Lazio, Sarri sfida il passato e... il futuro: "Non chiedo di vincere, ma almeno di sognare"
Quella con la Juventus è una sfida al proprio passato, per Maurizio Sarri. In un presente burrascoso. Il tecnico della Lazio, nella prima conferenza stampa dalla chiusura del calciomercato, non è riuscito del tutto a dribblare le domande a tema, dopo una sessione che rappresentava il ritorno alle operazioni e che non sembra averlo pienamente convinto.
La replica a Fabiani. Nei giorni scorsi, il direttore sportivo aveva parlato di una squadra che non si era indebolita. Stuzzicato sul tema, ecco Sarri: “Penso che quella di prima era una squadra più pronta, questa è una squadra che deve crescere. Solo Taylor deve ritrovare condizione e adattarsi al campionato, che magari non è il più qualitativo ma tra i più difficili".

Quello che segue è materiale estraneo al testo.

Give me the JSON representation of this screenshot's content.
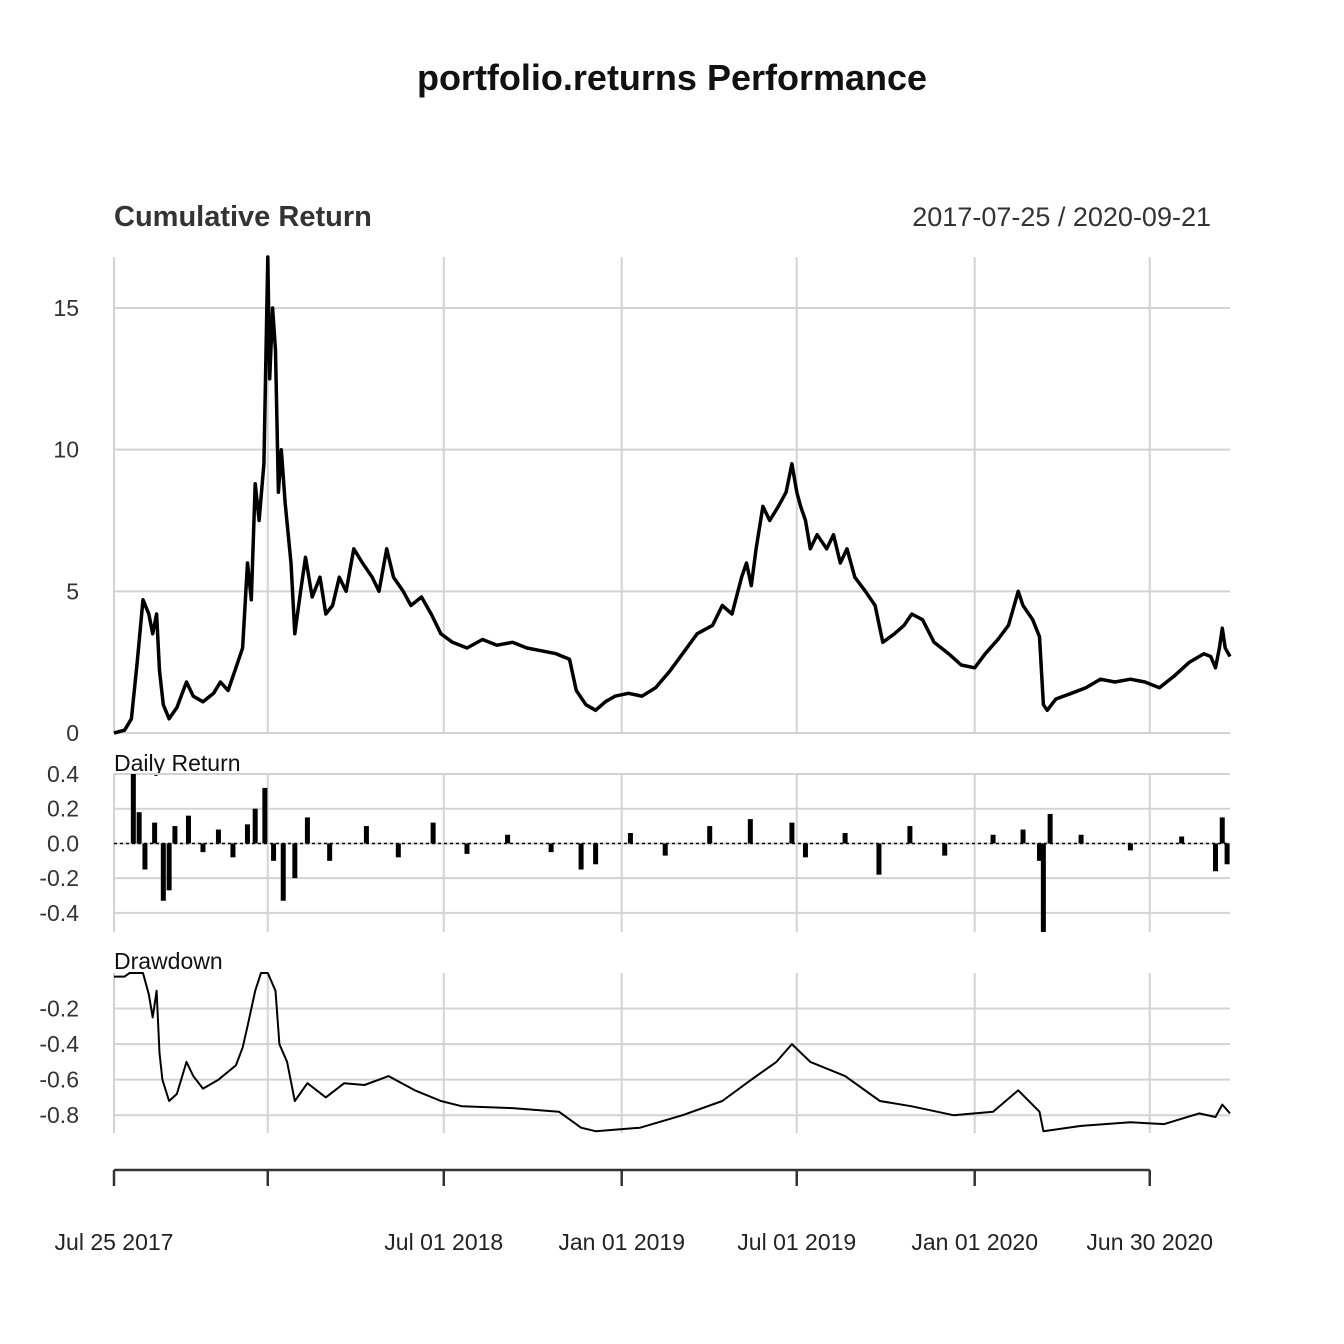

Quanto al proprio futuro, la richiesta alla società è abbastanza chiara: "Io ho un contratto in essere, se non ci sono cose particolari che non fanno cambiare una delle due parti si va avanti. Io sono come i tifosi, mi piacerebbe sognare e questa cosa al momento non la possiamo fare. Questa squadra sta affrontando enormi difficoltà da inizio anno, ci possono dire che siamo scarsi, ma non possono dirci che non abbiamo provato".